Monit is designed as an autonomous system and does not depend on plugins nor any special libraries to run. Instead it works right out of the box and can utilize existing infrastructure already on your system. For instance, Monit will easily integrate with init and can use existing runlevel rc-scripts to manage services. There are also flexibility for those special cases when you need a certain setup for a service.

Monit compiles and run on most flavors of UNIX. It is a small program and weights in at just over 300kB. There is support for compiling with glibc replacements such as uClibc if you need it to be even smaller.


Since you do not have root access, a script like this may work for your requirement of:

"If the job is not currently running, then start the job"

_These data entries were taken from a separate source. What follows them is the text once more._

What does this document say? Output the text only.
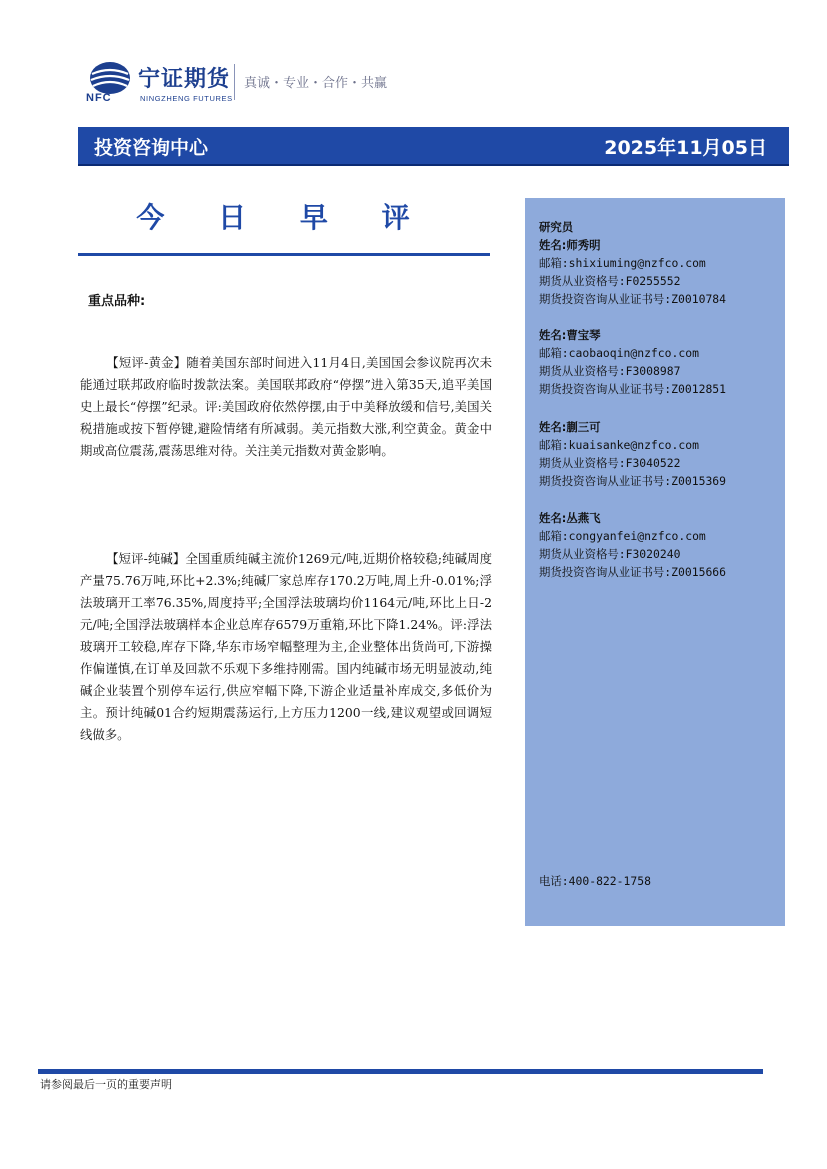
NFC
宁证期货
NINGZHENG FUTURES
真诚・专业・合作・共赢
投资咨询中心	2025年11月05日
今 日 早 评
重点品种:

【短评-黄金】随着美国东部时间进入11月4日,美国国会参议院再次未能通过联邦政府临时拨款法案。美国联邦政府“停摆”进入第35天,追平美国史上最长“停摆”纪录。评:美国政府依然停摆,由于中美释放缓和信号,美国关税措施或按下暂停键,避险情绪有所减弱。美元指数大涨,利空黄金。黄金中期或高位震荡,震荡思维对待。关注美元指数对黄金影响。

【短评-纯碱】全国重质纯碱主流价1269元/吨,近期价格较稳;纯碱周度产量75.76万吨,环比+2.3%;纯碱厂家总库存170.2万吨,周上升-0.01%;浮法玻璃开工率76.35%,周度持平;全国浮法玻璃均价1164元/吨,环比上日-2元/吨;全国浮法玻璃样本企业总库存6579万重箱,环比下降1.24%。评:浮法玻璃开工较稳,库存下降,华东市场窄幅整理为主,企业整体出货尚可,下游操作偏谨慎,在订单及回款不乐观下多维持刚需。国内纯碱市场无明显波动,纯碱企业装置个别停车运行,供应窄幅下降,下游企业适量补库成交,多低价为主。预计纯碱01合约短期震荡运行,上方压力1200一线,建议观望或回调短线做多。

研究员
姓名:师秀明
邮箱:shixiuming@nzfco.com
期货从业资格号:F0255552
期货投资咨询从业证书号:Z0010784
姓名:曹宝琴
邮箱:caobaoqin@nzfco.com
期货从业资格号:F3008987
期货投资咨询从业证书号:Z0012851
姓名:蒯三可
邮箱:kuaisanke@nzfco.com
期货从业资格号:F3040522
期货投资咨询从业证书号:Z0015369
姓名:丛燕飞
邮箱:congyanfei@nzfco.com
期货从业资格号:F3020240
期货投资咨询从业证书号:Z0015666
电话:400-822-1758
请参阅最后一页的重要声明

if [ $(ps ax | grep -v grep | grep "/usr/local/apache2/bin/httpd" | wc -l) -eq 0 ]
then
        echo "httpd Service not running"
        apachectl start
fi

the above is coded I created and tested with cron and the Apache httpd daemon. It simply searches for your string in the current list of processes. If 0 lines are found it isn't running so it will restart it. Make sure to include grep -v grep to eliminate your search from the process output. Try using the entire path to the binary to ensure it is the service being found in your queries. If you only use httpd for example, then having httpd.conf open in vim will make the program think the httpd service is running when it really isn't. Of course, your method of starting the service will also be different.

Solution 3:

This approach is fast and cheap and not bulletproof:

#!/usr/bin/perl -w
$l = `ps x`;
if (not $l =~ /mzscheme/) {
        system('~/utils/src/plt/bin/mzscheme &');
}

I put that script in a cron file.

Solution 4:

There are also solutions especially designed to work as a watchdog and even run as services scripts which don't create pid files etc. An example of such a solution is supervisor.